Decades of attachment research from Bowlby to Beebe to Gabor Maté tells us about the bond that has the potential to shape how we cope in later life.
You probably didn't need a researcher to tell you that the relationship between a parent and a new-born is important there’s something special about it. But what is it? science has spent the last seventy years trying to understand exactly what the relevance of that bond is. As my work with many of the people who recover from neuroplastic symptoms shows the answers turn out to matter far more than expected.
Bowlby got there first
British psychiatrist John Bowlby is associated with attachment theory. Working in the mid-twentieth century, he made a then-radical claim: a child's need for a close, consistent relationship with a caregiver isn't a nice-to-have. It's a biological necessity, as fundamental as food or warmth.
Bowlby's idea was that we're all born with an attachment system hardwired in. When a baby feels scared or overwhelmed, that system switches on: the crying, the reaching, the desperate clinging; to pull the caregiver close. When the caregiver reliably shows up with warmth, something quietly significant happens. The child starts to build an internal working model of the world: people can be trusted, I am safe, and I am worth caring for. That template, laid down in the earliest months, tends to travel with us for life.
What's happening in those first face-to-face moments
Dr Beatrice Beebe, a psychologist and researcher at Columbia University, has taken Bowlby's framework and explored it in depth. Using split-screen video to film mothers and four-month-old infants together, her work reveals a level of complexity in early interaction that most of us would never suspect.
Even the youngest babies are not passive recipients of care. They are active participants in co-creating the relationship that will shape them.
In fractions of a second, mother and infant are adjusting their expressions, sounds, and movements in response to each other a kind of improvised dance neither one is consciously choreographing. Beebe's research shows that how sensitively a mother follows her baby's lead at this stage predicts attachment quality months later. Not perfectly, life is messier than that, but meaningfully. And crucially, it's not one-sided: the baby is shaping the interaction too. There is a link to her work at the end of this piece.
When attachment costs us ourselves
Canadian physician Gabor Maté brings something a little more unsettling to the table. He points to what he sees as a central tension in growing up: the conflict between attachment and authenticity.
Every child needs to stay close to their caregivers. But every child also has real feelings, real needs, a real self. When those two things come into conflict, when expressing how you actually feel risks upsetting the adult you depend on, most children will quietly shelve their authenticity to protect the relationship. It's not a conscious choice. It's survival. But Maté argues that this early self-abandonment has a long tail: anxiety, depression, chronic illness, a persistent sense of not quite knowing who you are. It’s not safe to speak up. Not blame, he's careful about that, but a pattern worth recognising.
Why it matters for the rest of your life
The evidence linking early attachment to long-term health is now hard to ignore. The landmark ACE (Adverse Childhood Experiences) studies found a striking relationship between disrupted early nurturing and later rates of heart disease, autoimmune conditions, mental illness, and addiction. Securely attached children, by contrast, tend to grow into adults who regulate their emotions more easily, handle stress better, and build more satisfying relationships. Their bodies, quite literally, bear the difference.

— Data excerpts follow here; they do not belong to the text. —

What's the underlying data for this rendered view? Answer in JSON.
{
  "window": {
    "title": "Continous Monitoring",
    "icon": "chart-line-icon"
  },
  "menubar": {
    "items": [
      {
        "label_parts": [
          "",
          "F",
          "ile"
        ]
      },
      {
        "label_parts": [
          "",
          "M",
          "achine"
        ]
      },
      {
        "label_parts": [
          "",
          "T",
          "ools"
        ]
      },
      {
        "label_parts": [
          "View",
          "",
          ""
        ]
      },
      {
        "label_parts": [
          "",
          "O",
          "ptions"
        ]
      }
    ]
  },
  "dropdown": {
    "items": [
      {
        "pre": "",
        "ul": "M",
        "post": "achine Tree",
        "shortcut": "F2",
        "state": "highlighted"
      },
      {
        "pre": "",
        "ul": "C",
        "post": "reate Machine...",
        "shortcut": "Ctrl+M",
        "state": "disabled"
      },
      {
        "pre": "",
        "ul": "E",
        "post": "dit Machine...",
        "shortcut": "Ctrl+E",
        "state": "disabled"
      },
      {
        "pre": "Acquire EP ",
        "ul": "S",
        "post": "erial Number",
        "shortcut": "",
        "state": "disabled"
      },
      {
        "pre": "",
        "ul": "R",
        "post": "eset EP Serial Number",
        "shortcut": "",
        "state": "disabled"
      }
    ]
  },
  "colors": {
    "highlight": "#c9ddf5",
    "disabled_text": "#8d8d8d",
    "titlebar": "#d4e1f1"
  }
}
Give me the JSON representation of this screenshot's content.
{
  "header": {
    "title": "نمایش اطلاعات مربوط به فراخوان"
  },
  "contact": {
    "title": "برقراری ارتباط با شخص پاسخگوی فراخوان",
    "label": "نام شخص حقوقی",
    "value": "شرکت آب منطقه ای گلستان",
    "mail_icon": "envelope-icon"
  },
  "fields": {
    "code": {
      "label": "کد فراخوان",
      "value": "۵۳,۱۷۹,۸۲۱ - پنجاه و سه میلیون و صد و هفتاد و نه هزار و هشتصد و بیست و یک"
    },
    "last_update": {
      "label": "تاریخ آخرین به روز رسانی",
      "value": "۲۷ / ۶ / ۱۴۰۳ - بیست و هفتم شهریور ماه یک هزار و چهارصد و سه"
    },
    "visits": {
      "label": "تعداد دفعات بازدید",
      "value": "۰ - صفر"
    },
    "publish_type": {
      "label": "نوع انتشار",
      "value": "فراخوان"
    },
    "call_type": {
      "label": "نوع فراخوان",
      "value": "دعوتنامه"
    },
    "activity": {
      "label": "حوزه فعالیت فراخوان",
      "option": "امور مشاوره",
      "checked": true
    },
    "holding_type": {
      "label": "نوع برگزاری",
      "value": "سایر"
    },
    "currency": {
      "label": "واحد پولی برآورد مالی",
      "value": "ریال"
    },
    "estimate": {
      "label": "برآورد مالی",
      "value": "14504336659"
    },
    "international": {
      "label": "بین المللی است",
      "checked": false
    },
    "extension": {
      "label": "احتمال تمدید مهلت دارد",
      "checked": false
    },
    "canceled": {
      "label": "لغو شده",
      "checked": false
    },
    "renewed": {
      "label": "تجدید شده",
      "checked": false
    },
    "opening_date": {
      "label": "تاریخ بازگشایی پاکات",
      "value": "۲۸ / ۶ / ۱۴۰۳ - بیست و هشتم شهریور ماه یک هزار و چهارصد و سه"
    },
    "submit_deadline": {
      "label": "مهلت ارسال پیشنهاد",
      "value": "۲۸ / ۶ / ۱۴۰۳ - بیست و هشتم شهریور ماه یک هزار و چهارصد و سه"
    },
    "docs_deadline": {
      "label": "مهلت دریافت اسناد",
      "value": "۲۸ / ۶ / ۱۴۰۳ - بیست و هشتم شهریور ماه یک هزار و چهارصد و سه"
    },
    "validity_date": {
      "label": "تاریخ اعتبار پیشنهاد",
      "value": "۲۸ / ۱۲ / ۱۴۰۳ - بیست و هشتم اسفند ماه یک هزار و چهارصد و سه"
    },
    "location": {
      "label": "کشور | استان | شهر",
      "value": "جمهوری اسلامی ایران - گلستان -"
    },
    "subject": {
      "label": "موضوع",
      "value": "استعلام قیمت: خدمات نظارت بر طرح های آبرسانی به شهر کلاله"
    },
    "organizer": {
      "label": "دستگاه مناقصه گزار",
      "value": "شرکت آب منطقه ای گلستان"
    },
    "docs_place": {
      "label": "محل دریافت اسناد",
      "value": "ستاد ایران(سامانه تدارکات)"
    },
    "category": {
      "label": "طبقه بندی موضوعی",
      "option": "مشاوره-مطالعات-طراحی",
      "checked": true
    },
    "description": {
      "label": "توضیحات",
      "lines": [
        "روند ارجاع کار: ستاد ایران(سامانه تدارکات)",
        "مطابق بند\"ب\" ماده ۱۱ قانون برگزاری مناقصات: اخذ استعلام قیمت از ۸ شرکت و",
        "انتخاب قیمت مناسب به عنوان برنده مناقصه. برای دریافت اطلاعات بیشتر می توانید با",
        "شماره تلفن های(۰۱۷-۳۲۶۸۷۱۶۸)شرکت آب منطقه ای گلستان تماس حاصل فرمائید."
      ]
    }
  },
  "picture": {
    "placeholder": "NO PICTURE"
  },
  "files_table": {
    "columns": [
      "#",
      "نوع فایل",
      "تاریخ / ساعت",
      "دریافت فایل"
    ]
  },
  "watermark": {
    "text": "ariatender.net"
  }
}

And none of this is a life sentence. The brain stays plastic. Good therapy, loving relationships, and genuine self-awareness all have real reparative power. But the early years are a particularly sensitive time and can shape adult behaviour and emotional responses.
The best news: good enough really is enough
What is genuinely reassuring is that perfect attunement generally isn't possible and it isn't what children need. What matters is not that you never get it wrong, but that you repair when you do. The rupture-and-reconnect cycle, researchers now believe, is actually part of how children learn that disconnection isn't permanent and relationships can be trusted. I have shared the ‘Still Face’ experiment with some of you that demonstrates this.
So the next time you see a baby catch your eye across the room, or a toddler bolts toward you after a tumble, know that something real and lasting is being built. Not just a sweet moment. It’s a foundation.
References: Bowlby, J. (1969). Attachment and Loss, Vol. 1. | Beebe, B. et al. (2010, 2016). Mother–Infant Research, Columbia University. | Maté, G. (2019). When the Body Says No. | Felitti, V.J. et al. (1998). ACE Study, American Journal of Preventive Medicine.